Lately, Turiya Adkins has been flirting with the void — the void as in total aesthetic free fall, as in pleading the fifth, as in losing the plot entirely, as in a complete refusal to be narrowly understood. The void as in pure abstraction.
At the age of 11, the artist’s science teacher showed her class a video of Olympian Mike Powell cascading through the sky as he broke the long-jump world record. Her teacher’s intention was to demonstrate the concept of velocity, but what he neglected to mention, and what Adkins internalized from this lesson, is that Black people have long defied gravity, that our existence has long depended on our uncanny capacity for flight. In conversation, Adkins noted: “It was the first time I was introduced to that kind of record-breaking quality, wherein Powell not only beat everyone else, but also himself. I knew what I was seeing was the most literal reflection of Black triumphance.” Where Powell used his musculoskeletal ability to ascend, Adkins picked up a brush.

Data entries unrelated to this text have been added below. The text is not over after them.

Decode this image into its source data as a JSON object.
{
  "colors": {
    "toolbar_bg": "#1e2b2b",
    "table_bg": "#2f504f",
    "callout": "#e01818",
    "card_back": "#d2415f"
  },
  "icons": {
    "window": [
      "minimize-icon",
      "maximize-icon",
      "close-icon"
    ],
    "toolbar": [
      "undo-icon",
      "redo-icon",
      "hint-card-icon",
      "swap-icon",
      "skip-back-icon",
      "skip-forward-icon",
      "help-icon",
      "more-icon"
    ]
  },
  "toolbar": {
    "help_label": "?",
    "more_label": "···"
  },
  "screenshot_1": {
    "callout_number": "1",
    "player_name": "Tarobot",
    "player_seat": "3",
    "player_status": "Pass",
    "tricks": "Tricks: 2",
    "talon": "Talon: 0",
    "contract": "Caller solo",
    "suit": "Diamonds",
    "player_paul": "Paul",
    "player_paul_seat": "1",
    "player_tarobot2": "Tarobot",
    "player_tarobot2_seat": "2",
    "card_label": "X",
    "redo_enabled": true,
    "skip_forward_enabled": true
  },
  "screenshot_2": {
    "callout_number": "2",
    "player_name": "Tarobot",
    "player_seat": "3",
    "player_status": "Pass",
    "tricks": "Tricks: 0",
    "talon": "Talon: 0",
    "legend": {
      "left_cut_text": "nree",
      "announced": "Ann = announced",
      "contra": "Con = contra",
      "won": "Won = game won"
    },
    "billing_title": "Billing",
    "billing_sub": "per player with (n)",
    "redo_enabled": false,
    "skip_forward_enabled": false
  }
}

Taking as source material the legacy of Black track and field athletes, the history of the Great Migration, and contemporary examples of Black fugitivity (concerted acts of literal or metaphorical escape that challenge normative notions of power, ownership, and citizenship), Adkins is invested in illuminating the poetic nature of Black subjects in motion. Until recently, her paintings featured refracted images of Black runners amid sprawling, gestural compositions. Drawing her eyes to the top left corner of her studio, she mused lyrically about how the presence of the physical body offers her audience a visual anchor. As of late, however, she’s grown suspicious of her compulsion to render recognizable forms and is becoming more interested in a mode of pure abstraction that places her audience on a perceptual back foot.
“Pure abstraction allows for an open mode of interpretation. It brings you on a more spiraling path and where you end up isn’t guaranteed to be the same as where other viewers end up. Similarly, you can look at it one week, return to the work at a different point, and come away with a renewed interpretation. So, abstraction lends itself to a more amorphous means of understanding,” she told me. Put differently, she’s invested in using the absence of the physical form to inspire boundless speculation on behalf of the viewer. In denying onlookers a body on which to “land” their eyes, Adkins assumes a more disobedient flight path — one that eschews the comfort of an easy interpretation and embraces, instead, an ecstatic sense of suspension.
As is the case for any aesthetic and conceptual departure, her new mode of working reflects a series of internal revolutions, strung together through the process of learning to unequivocally trust her own hand and, further, to find gratification in an unabashed painterly confidence — which might also be described as a willingness to refuse the project of “making sense.” To this end, she notes: “Abandoning that feeling of familiarity in a figurative image allowed me to rely more on my mark making as a language.” Undoubtedly, Adkins has developed an unshakable faith that the visual chorus surging from her hands will manifest into an image that, even in the absence of a physical body, approximates what it feels like to, as Powell did, take flight. Ultimately, her work is an invitation to inhabit the ether and to embody the indeterminacy as Blackness itself.